Servers, especially web servers, log relevant network activity; this information contains useful data about users and their behavior within the network. In addition, authorized administrators are granted information about which users launch applications or request files, when and when they do so, and the operating system used. Web log analysis is one of the oldest methods of web control and one of the best examples of the many uses of log files.

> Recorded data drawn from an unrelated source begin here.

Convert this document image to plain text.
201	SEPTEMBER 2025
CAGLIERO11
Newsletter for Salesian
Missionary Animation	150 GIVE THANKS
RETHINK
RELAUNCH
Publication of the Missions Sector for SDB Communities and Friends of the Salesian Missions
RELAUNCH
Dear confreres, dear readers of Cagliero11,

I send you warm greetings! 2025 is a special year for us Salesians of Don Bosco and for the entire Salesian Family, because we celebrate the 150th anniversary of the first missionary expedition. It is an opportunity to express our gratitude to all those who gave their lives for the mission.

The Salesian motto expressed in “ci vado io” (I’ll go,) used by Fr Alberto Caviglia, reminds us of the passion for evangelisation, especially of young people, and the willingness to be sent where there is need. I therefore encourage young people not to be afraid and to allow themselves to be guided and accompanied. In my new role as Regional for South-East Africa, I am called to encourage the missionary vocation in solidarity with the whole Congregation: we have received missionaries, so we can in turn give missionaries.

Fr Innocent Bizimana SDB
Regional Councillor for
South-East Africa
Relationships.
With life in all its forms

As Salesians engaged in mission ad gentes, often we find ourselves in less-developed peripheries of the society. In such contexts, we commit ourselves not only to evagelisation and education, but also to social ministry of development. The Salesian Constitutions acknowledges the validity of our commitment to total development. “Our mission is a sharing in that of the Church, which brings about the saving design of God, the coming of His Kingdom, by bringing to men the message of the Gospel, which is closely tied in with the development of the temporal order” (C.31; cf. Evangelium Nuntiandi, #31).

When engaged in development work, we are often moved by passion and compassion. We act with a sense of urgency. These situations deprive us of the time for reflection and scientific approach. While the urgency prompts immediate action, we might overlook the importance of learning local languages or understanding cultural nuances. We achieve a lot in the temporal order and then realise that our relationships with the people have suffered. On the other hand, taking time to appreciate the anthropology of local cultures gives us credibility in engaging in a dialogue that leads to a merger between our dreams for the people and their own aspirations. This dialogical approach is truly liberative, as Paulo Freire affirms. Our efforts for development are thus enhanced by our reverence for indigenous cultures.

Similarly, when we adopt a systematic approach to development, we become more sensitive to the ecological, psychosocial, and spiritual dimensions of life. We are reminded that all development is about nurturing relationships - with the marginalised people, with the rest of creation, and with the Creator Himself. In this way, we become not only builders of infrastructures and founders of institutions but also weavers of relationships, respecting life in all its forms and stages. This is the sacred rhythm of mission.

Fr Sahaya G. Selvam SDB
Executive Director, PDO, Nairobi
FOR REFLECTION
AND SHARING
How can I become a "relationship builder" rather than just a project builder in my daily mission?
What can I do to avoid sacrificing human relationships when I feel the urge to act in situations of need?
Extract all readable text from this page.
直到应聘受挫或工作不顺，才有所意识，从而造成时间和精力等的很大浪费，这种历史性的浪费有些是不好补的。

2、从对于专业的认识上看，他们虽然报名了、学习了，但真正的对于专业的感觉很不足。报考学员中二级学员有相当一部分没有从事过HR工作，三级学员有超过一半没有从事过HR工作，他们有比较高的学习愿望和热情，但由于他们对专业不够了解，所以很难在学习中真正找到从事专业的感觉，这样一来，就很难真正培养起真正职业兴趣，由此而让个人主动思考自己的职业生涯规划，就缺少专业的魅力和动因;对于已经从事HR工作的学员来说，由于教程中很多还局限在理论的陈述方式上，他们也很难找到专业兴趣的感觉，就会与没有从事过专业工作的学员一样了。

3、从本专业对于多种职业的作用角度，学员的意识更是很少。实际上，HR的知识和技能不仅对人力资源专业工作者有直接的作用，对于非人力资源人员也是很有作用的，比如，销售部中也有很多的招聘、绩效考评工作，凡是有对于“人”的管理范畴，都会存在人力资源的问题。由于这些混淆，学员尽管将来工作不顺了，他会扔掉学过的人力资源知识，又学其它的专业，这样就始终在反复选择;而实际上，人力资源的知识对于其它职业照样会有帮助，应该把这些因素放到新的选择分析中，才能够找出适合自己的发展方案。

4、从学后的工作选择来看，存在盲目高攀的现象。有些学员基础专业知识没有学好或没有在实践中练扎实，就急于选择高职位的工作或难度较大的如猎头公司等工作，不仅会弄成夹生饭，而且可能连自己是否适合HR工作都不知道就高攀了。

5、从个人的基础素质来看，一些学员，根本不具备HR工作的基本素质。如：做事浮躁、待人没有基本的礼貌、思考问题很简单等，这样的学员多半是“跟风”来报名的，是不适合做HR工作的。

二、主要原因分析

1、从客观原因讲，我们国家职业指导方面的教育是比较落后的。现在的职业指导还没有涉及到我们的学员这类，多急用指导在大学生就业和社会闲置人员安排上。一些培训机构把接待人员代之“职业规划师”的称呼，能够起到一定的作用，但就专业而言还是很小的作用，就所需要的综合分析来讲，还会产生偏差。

Web Server Log Files: A Textbook Example of the Potential of Log Files

Originally, the log files of a web server (such as Apache or Microsoft IIS) were the default option for recording and repairing processing errors. However, it quickly became apparent that web server log files contained much more valuable data: information about the availability and popularity of websites hosted on the server, as well as user data such as:

Page view time
Number of page views
Session duration
IP address and hostname of the user
Information about the requesting client (typically a browser)
Search engine used, including the search query
Application operating system

A typical entry in a web server log file looks like this:

Usually there will be a server log file in the directory of the website, and the content contained in the log file is similar to the following.

 
 

1

85.111.123.12 - - [18/Mar/2021:08:04:22 +0200] "GET /images/logo.jpg HTTP/1.1" 200 512 "http://www.xxxxx.org/" "Mozilla/5.0 (X11; U; Linux i686; de-DE;rv:1.7.5)"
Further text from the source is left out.